GREEN Playbook — "Quarterly Expansion Motion"
- Week 1: CSM and AE co-build the expansion hypothesis — which adjacent team, which adjacent use case, which adjacent product.
- Week 2-4: Champion-led intro to the next buying center. Never cold. The current champion makes the warm hand-off.
- Week 4-8: Run the expansion as a mini-sales-cycle. Discovery, demo, business case, procurement — yes, even with an existing logo.
- Week 8-12: Close, expand, or document the no. Green accounts that get no expansion motion for two consecutive quarters silently drift to yellow. Movement is the moat.
Section 6 — Walk-Out Drill & Close (5 min)
Every CSM picks one account. They score it on all five inputs in 60 seconds. They compute the composite.
They name the color out loud, then commit the *first action* from the matching playbook to the room. The manager logs the commitment and the 14-day check-in date. Close with the line that should be on the wall: **"A health score is not a metric.
It is a verb."**
FAQ
Q: How often should we re-score? A: Inputs refresh weekly (usage, tickets), composite recomputes weekly, full model re-fit quarterly. Gainsight's benchmarks show weekly cadence catches roughly 70% of churns earlier than monthly cadence does.
Q: What if our data is incomplete — no NPS, no exec-engagement tracking? A: Start un-weighted with the 2-3 inputs you have. A partial score with action beats a complete score that sits on a dashboard. Add inputs quarterly.
Q: Should the customer ever see their health score? A: No raw color, yes the underlying conversation. Murphy is firm here — sharing the color invites gaming. Sharing the *gap between desired outcome and current experience* invites partnership.
Q: How do we handle a "watermelon" — green on paper, churning in reality?

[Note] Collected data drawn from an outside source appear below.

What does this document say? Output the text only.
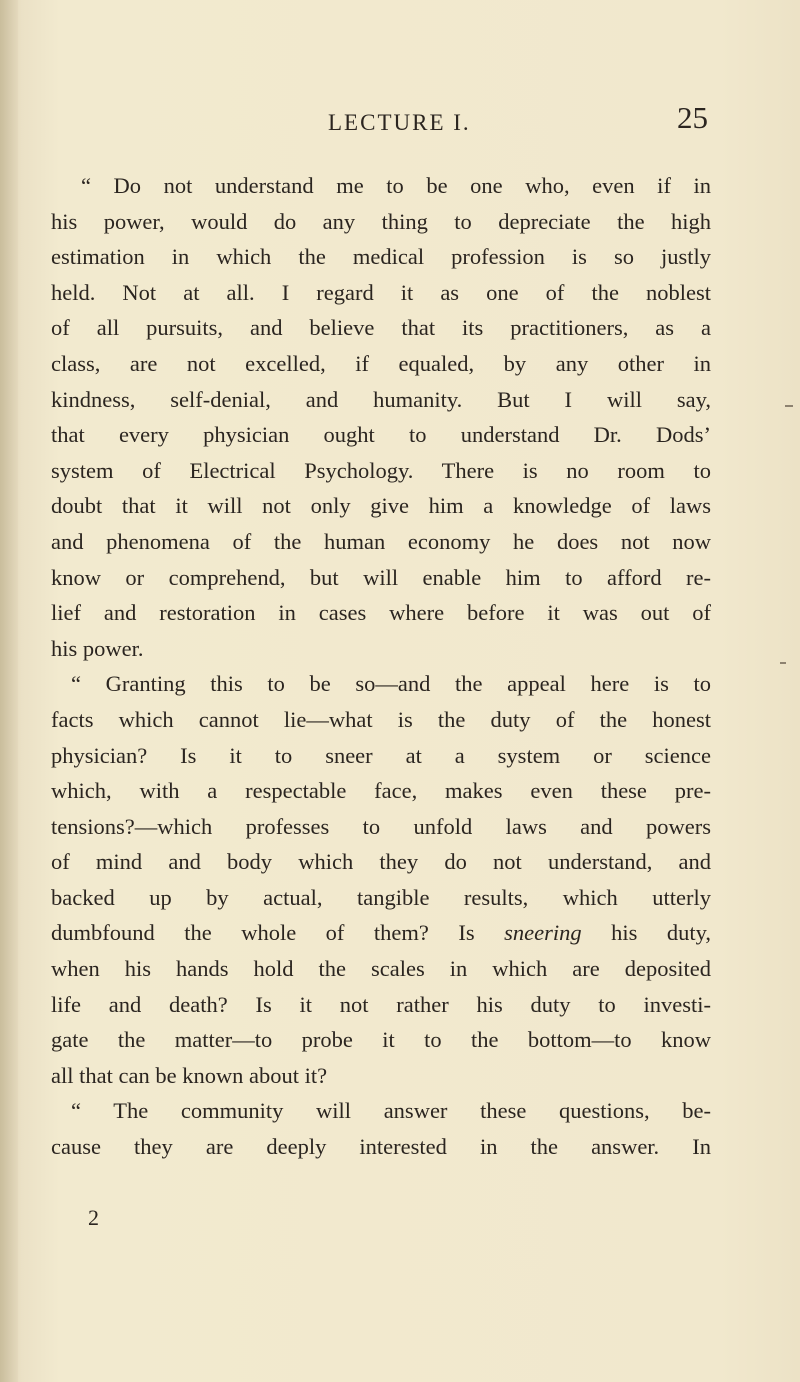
LECTURE I.	25
“ Do not understand me to be one who, even if in
his power, would do any thing to depreciate the high
estimation in which the medical profession is so justly
held. Not at all. I regard it as one of the noblest
of all pursuits, and believe that its practitioners, as a
class, are not excelled, if equaled, by any other in
kindness, self-denial, and humanity. But I will say,
that every physician ought to understand Dr. Dods’
system of Electrical Psychology. There is no room to
doubt that it will not only give him a knowledge of laws
and phenomena of the human economy he does not now
know or comprehend, but will enable him to afford re-
lief and restoration in cases where before it was out of
his power.
“ Granting this to be so—and the appeal here is to
facts which cannot lie—what is the duty of the honest
physician? Is it to sneer at a system or science
which, with a respectable face, makes even these pre-
tensions?—which professes to unfold laws and powers
of mind and body which they do not understand, and
backed up by actual, tangible results, which utterly
dumbfound the whole of them? Is sneering his duty,
when his hands hold the scales in which are deposited
life and death? Is it not rather his duty to investi-
gate the matter—to probe it to the bottom—to know
all that can be known about it?
“ The community will answer these questions, be-
cause they are deeply interested in the answer. In
2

A: That is a *model failure*, not an account failure. Add the missed signal (usually exec engagement or a specific feature-adoption depth metric) to the input set immediately and re-fit.
Q: Who owns the score in our org — CS, Sales, or RevOps? A: RevOps owns the *model*. CS owns the *score per account*. Sales owns the *expansion motion on greens*. Three owners, one number.
Sources
- Murphy, Lincoln. *Customer Success: How Innovative Companies Are Reducing Churn and Growing Recurring Revenue.* Wiley, 2016.
- Mehta, Nick et al. *Customer Success* (Gainsight). Wiley, 2016 — and Gainsight Pulse benchmark reports 2023-2025.
- Reichheld, Frederick F. *The Loyalty Effect.* Bain & Company / Harvard Business Review Press.
- Tunguz, Tomasz. Redpoint Ventures blog — SaaS retention and churn-prediction analyses (2020-2025).
- ChurnZero. *2025 Customer Success Leadership Study & Health Score Benchmarks.*
- Gartner. *Magic Quadrant for Customer Success Management Platforms* (2024-2025).
- Bain & Company. *Net Promoter System* research library.
- OpenView Partners. *SaaS Benchmarks Report* (annual) — retention and expansion cohort data.